Bell regains spotlight in role off bench

The senior guard posted his first double-double on Tuesday against SEMO.

Senior guard Keion Bell puts the ball up on a fast break last month at Mizzou Arena. Bell had his first double-double against SEMO with 12 points and 11 rebounds. Maneater File Photo

Keion Bell stood at midcourt and stared down the obstacle in front of him — six people.

Six people lined up single-file in the lane opposite a packed student section. They alone stood between the senior guard and Missouri basketball glory.

Bell would run-up to the Southeastern Conference logo at the top of the paint, plant two feet on either side of the figure and take flight, sailing 10 feet in the air in front of a raucous student section at Mizzou Madness before throwing down a one-handed slam.

Perfect, he thought. After all, Bell had been dunking like that since the 10th grade.

So Bell exhaled and, to little difficulty, ran, jumped, flew, dunked and landed, the MU basketball version of veni, vidi, vici — I came, I saw, I conquered.

The dunk landed the highly touted Pepperdine transfer, still an enigma to much of Columbia, atop SportsCenter’s top 10 plays of the week and made Bell a household name around campus for the No. 12 Tigers.

“I wanted to go to a place that knew me,” he said. “And not only knew me, but they needed me as much as I needed them.”

Sure, the Tigers (7-1) could certainly have used Bell at the beginning of the year. Over three years, he averaged 16.4 points per game for the Waves. He was their point guard and on-ball scorer and made chronic highlight reel dunks on the break.

MU coach Frank Haith jumped at the chance to add him to a stable of guards that included All-American Phil Pressey, standout freshman Negus Webster-Chan, Auburn transfer Earnest Ross and Michael Dixon, then still a member of the Tiger roster.

“We are excited to add a veteran, established Division I player like Keion to our program,” Haith said in June 2011, when Bell announced his decision to transfer to MU. “He is obviously a young man that can score the basketball. He was consistently one of the top offensive players in the West Coast Conference the last three years, but we like his athleticism and what that can mean for us defensively as well. Together he and Earnest (Ross) will push our returning players in practice and then have a chance to make a larger impact in two seasons with a year at Mizzou already under their belts.”

Bell opened the season in Haith’s starting lineup as a ball handler opposite Pressey and hopefully an off-ball scoring option. That hope did not materialize.

Through four starts to open the year, Bell only scored in double-digits once.

Haith switched up his starting five following a loss to No. 5 Louisville in the Battle 4 Atlantis tournament. Webster-Chan started as Pressey’s running mate. Bell would come off the bench as a defensive stopper.

With that swap, Bell entered back into obscurity, losing the fame that came with the over-the-top pre-game introduction that sent smoke spewing toward the rafters of Mizzou Arena from behind each basket.

Haith even called out Bell at his Dec. 3 press conference saying Webster-Chan, the backup point guard, and not Bell, was the best defender on the team.

Bell responded a day later.
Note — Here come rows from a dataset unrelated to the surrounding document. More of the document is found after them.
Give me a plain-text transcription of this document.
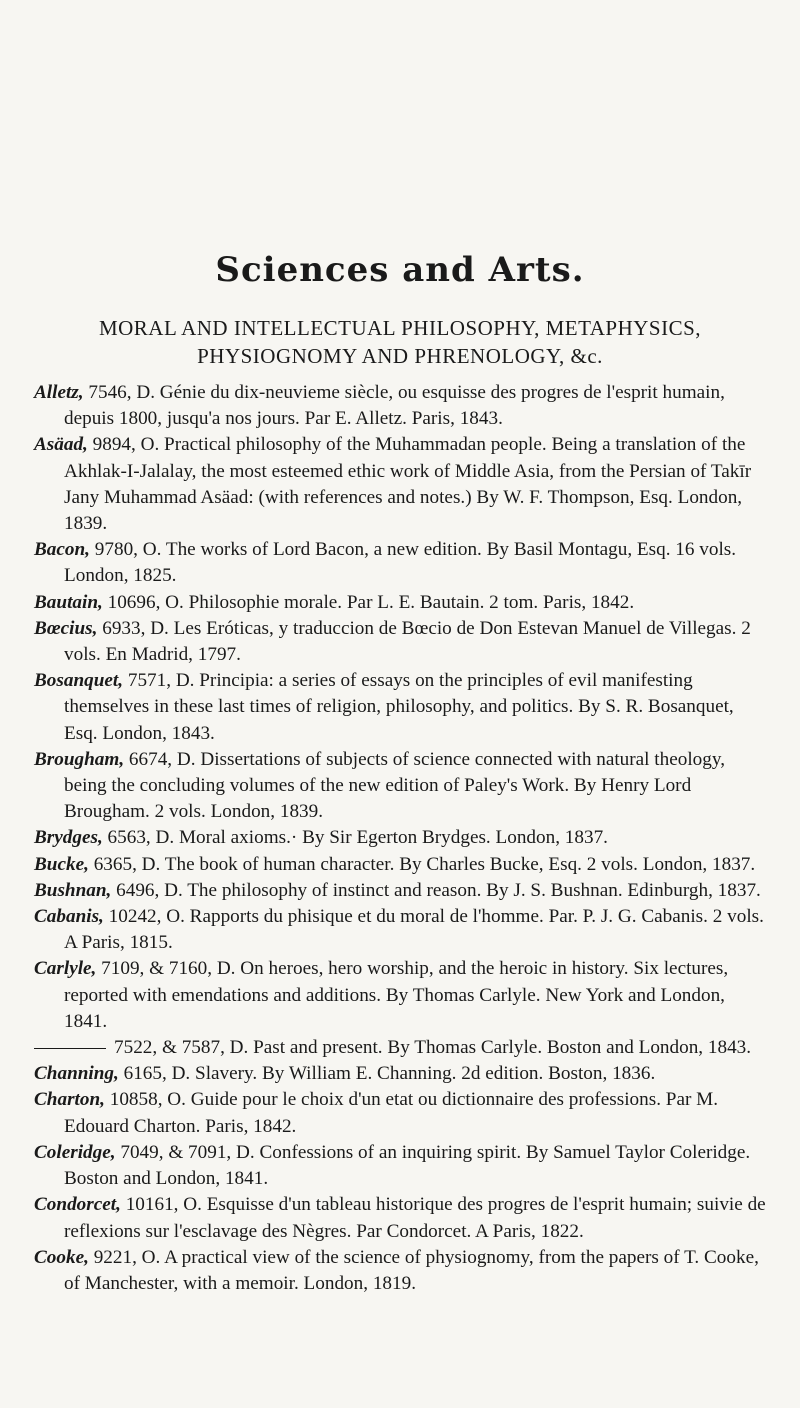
Sciences and Arts.
MORAL AND INTELLECTUAL PHILOSOPHY, METAPHYSICS, PHYSIOGNOMY AND PHRENOLOGY, &c.

Alletz, 7546, D. Génie du dix-neuvieme siècle, ou esquisse des progres de l'esprit humain, depuis 1800, jusqu'a nos jours. Par E. Alletz. Paris, 1843.

Asäad, 9894, O. Practical philosophy of the Muhammadan people. Being a translation of the Akhlak-I-Jalalay, the most esteemed ethic work of Middle Asia, from the Persian of Takīr Jany Muhammad Asäad: (with references and notes.) By W. F. Thompson, Esq. London, 1839.

Bacon, 9780, O. The works of Lord Bacon, a new edition. By Basil Montagu, Esq. 16 vols. London, 1825.

Bautain, 10696, O. Philosophie morale. Par L. E. Bautain. 2 tom. Paris, 1842.

Bœcius, 6933, D. Les Eróticas, y traduccion de Bœcio de Don Estevan Manuel de Villegas. 2 vols. En Madrid, 1797.

Bosanquet, 7571, D. Principia: a series of essays on the principles of evil manifesting themselves in these last times of religion, philosophy, and politics. By S. R. Bosanquet, Esq. London, 1843.

Brougham, 6674, D. Dissertations of subjects of science connected with natural theology, being the concluding volumes of the new edition of Paley's Work. By Henry Lord Brougham. 2 vols. London, 1839.

Brydges, 6563, D. Moral axioms.· By Sir Egerton Brydges. London, 1837.

Bucke, 6365, D. The book of human character. By Charles Bucke, Esq. 2 vols. London, 1837.

Bushnan, 6496, D. The philosophy of instinct and reason. By J. S. Bushnan. Edinburgh, 1837.

Cabanis, 10242, O. Rapports du phisique et du moral de l'homme. Par. P. J. G. Cabanis. 2 vols. A Paris, 1815.

Carlyle, 7109, & 7160, D. On heroes, hero worship, and the heroic in history. Six lectures, reported with emendations and additions. By Thomas Carlyle. New York and London, 1841.

7522, & 7587, D. Past and present. By Thomas Carlyle. Boston and London, 1843.

Channing, 6165, D. Slavery. By William E. Channing. 2d edition. Boston, 1836.

Charton, 10858, O. Guide pour le choix d'un etat ou dictionnaire des professions. Par M. Edouard Charton. Paris, 1842.

Coleridge, 7049, & 7091, D. Confessions of an inquiring spirit. By Samuel Taylor Coleridge. Boston and London, 1841.

Condorcet, 10161, O. Esquisse d'un tableau historique des progres de l'esprit humain; suivie de reflexions sur l'esclavage des Nègres. Par Condorcet. A Paris, 1822.

Cooke, 9221, O. A practical view of the science of physiognomy, from the papers of T. Cooke, of Manchester, with a memoir. London, 1819.
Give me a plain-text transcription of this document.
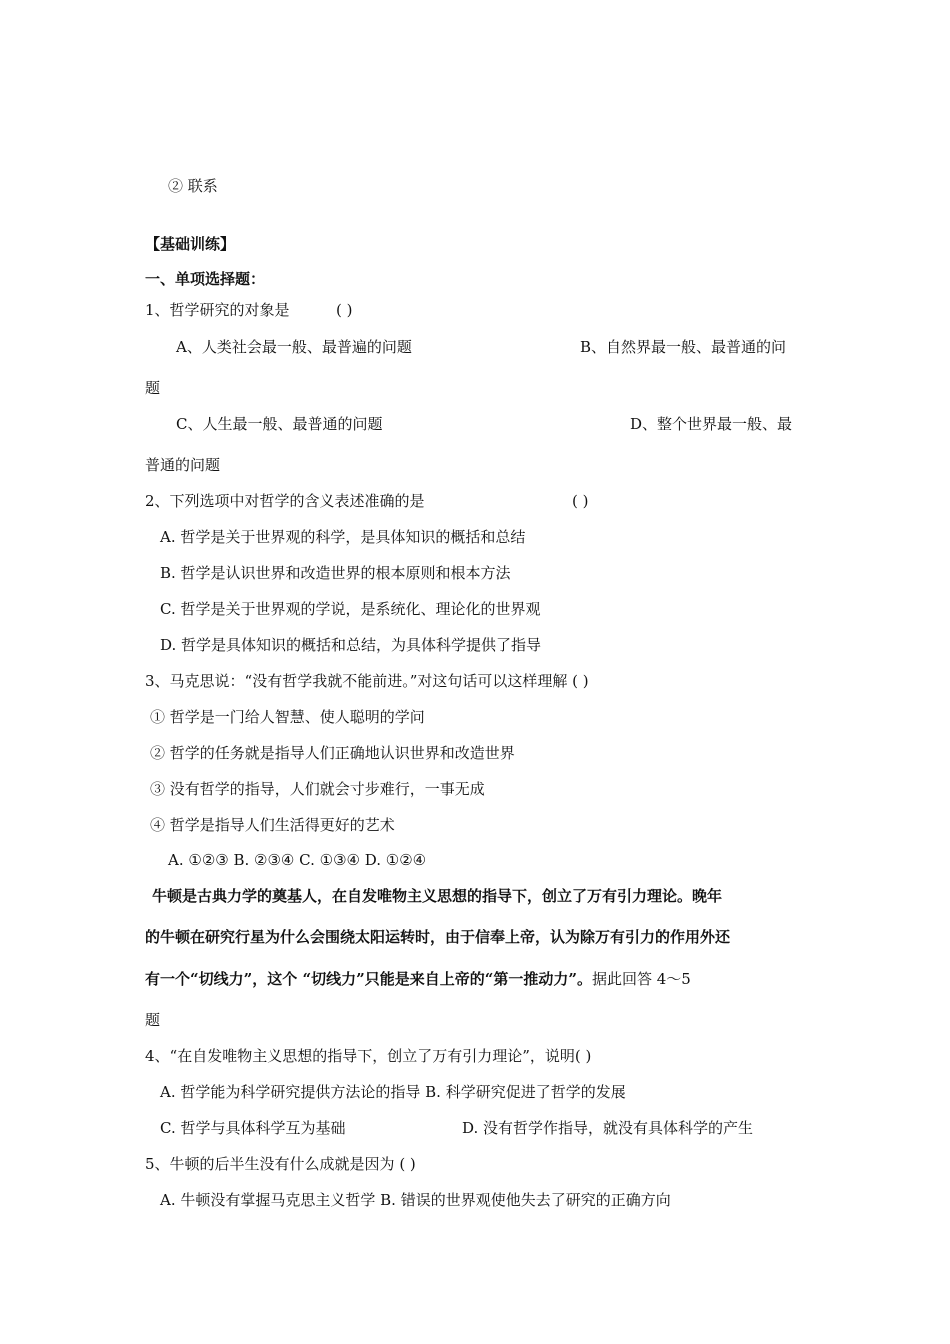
② 联系
【基础训练】
一、单项选择题：
1、哲学研究的对象是	( )
A、人类社会最一般、最普遍的问题	B、自然界最一般、最普通的问
题
C、人生最一般、最普通的问题	D、整个世界最一般、最
普通的问题
2、下列选项中对哲学的含义表述准确的是	( )
A. 哲学是关于世界观的科学，是具体知识的概括和总结
B. 哲学是认识世界和改造世界的根本原则和根本方法
C. 哲学是关于世界观的学说，是系统化、理论化的世界观
D. 哲学是具体知识的概括和总结，为具体科学提供了指导
3、马克思说：“没有哲学我就不能前进。”对这句话可以这样理解 ( )
① 哲学是一门给人智慧、使人聪明的学问
② 哲学的任务就是指导人们正确地认识世界和改造世界
③ 没有哲学的指导，人们就会寸步难行，一事无成
④ 哲学是指导人们生活得更好的艺术
A. ①②③ B. ②③④ C. ①③④ D. ①②④
牛顿是古典力学的奠基人，在自发唯物主义思想的指导下，创立了万有引力理论。晚年
的牛顿在研究行星为什么会围绕太阳运转时，由于信奉上帝，认为除万有引力的作用外还
有一个“切线力”，这个 “切线力”只能是来自上帝的“第一推动力”。据此回答 4～5
题
4、“在自发唯物主义思想的指导下，创立了万有引力理论”，说明( )
A. 哲学能为科学研究提供方法论的指导 B. 科学研究促进了哲学的发展
C. 哲学与具体科学互为基础	D. 没有哲学作指导，就没有具体科学的产生
5、牛顿的后半生没有什么成就是因为 ( )
A. 牛顿没有掌握马克思主义哲学 B. 错误的世界观使他失去了研究的正确方向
On the offensive end, he had his first double-double as a Tiger with 12 points and 11 rebounds in Missouri’s comeback win against Southeast Missouri State. Defensively, he switched on to SEMO’s Corey Wilford who had 14 first-half points and held him scoreless in the second half.

In one critical stretch, he hunted down Wilford as he streaked to the basket on the break and rejected his dunk attempt, leading to a Tiger bucket on the other end.

“You don’t coach basketball, you coach people,” Haith said. “So we just spent a lot of time coaching Keion and getting him to see the value that he has to this basketball team … being a part of winning, how special that is and if you do these things, you’ll help us win basketball games.”